Le 10 mars 1906, une terrible explosion retentit dans la mine de charbon de Courrières. 1200 mineurs ne remontent pas. Après trois jours de recherches la Compagnie cherche plus à sauvegarder la mine que les mineurs; elle fait murer la mine. Pourtant, trois semaines plus tard, treize mineurs reviennent au jour.
Ce n'est pas une fiction, seulement une événement qui a été couvert par des journalistes. Jean-Claude Poitou, écrivain, journaliste et militant syndical s'est mis dans la peau de l'un d'entre eux pour faire revivre cette époque avec force documents d'archive. Je vous livre un extrait de son ouvrage,
Courrières, la mine d'enfer, que je lis en ce moment.
Qui peut dire que, pour des raisons semblables, celà ne se reproduira pas ?

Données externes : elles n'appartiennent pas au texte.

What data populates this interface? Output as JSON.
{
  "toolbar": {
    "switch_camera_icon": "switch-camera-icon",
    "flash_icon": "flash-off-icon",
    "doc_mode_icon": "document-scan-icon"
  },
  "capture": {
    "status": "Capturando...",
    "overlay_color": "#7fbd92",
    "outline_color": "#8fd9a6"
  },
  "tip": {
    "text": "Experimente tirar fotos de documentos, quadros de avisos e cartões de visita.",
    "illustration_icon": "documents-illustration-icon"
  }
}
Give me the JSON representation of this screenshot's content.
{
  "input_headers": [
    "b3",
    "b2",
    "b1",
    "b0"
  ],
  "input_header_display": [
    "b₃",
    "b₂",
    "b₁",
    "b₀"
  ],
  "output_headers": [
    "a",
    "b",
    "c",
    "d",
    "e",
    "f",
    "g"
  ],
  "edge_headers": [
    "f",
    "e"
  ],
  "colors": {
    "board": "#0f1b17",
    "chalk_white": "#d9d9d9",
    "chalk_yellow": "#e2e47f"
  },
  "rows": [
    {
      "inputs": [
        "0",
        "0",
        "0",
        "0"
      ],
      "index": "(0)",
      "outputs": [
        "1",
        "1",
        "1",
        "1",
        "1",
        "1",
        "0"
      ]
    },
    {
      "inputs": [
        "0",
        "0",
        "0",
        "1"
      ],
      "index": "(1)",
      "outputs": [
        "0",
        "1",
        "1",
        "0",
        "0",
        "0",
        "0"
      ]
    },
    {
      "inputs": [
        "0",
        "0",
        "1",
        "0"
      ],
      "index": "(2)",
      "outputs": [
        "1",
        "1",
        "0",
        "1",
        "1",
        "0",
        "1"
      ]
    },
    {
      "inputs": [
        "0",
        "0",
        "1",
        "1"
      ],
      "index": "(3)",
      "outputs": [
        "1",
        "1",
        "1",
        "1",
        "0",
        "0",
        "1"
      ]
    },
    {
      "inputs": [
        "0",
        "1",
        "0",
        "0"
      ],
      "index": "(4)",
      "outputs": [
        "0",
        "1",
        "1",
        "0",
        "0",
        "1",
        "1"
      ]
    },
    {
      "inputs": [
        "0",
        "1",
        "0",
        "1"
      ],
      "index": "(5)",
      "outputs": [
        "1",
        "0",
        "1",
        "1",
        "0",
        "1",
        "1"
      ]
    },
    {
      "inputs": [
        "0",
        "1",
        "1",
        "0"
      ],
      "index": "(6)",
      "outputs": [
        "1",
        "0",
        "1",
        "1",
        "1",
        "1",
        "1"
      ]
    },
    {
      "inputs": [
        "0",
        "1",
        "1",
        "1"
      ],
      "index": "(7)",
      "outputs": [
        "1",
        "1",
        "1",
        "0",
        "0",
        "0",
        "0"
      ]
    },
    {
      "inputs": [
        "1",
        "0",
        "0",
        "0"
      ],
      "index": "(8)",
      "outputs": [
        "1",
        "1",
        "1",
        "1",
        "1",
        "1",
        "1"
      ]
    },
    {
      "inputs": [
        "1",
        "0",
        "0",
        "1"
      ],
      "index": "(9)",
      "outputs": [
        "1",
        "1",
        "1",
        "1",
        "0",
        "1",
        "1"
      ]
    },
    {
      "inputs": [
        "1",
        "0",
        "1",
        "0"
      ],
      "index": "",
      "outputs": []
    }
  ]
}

Ce soir, en passant devant l'entrée du 2 (c'est le nom d'un puits), j'ai remarqué une femme. Elle devait être très jeune. Silhouette frêle, à peine visible derrière les tourbillons de neige. Une ombre noire et blanche à la fois. Elle avait les deux mains agrippées aux grilles du carreau. De ses yeux fixes, elle semblait regarder quelque chose que je ne voyais pas. Je me suis aperçu que ses lèvres bougeaient. Sûrement, elle lui causait... Sans cris, sans haussement de voix, paisiblement. Elle disait les paroles qu'on échange le soir devant l'assiette de soupe fumante, et qui racontent la journée, le temps pourri qu'il a fait, les prix du marché ou la mauvaise humeur de la voisine. Peut être, lui disait elle la dernière bêtise des enfants ? Avait elle seulement des enfants ? Je n'ai pas eu l'impression qu'elle pleurait. On peut être tellement triste qu'on a épuisé sa réserve de larmes! Et moi, j'entendais l'autre, je l'imaginais la cuiller à la main " Un peu chaude, la soupe ", racontant la dernière vacherie du chef porion et aussi que les choux de Martin avaient bien réussi cette année et qu'il avait promis de lui en apporter un demain. Et qu'il faudrait, à la prochaine paye qu'elle aille à Lens pour acheter une nouvelle robe, car bientôt, ce sera le printemps et que la beauté de sa femme, c'est important pour un mineur... Et sûrement qu'elle était belle.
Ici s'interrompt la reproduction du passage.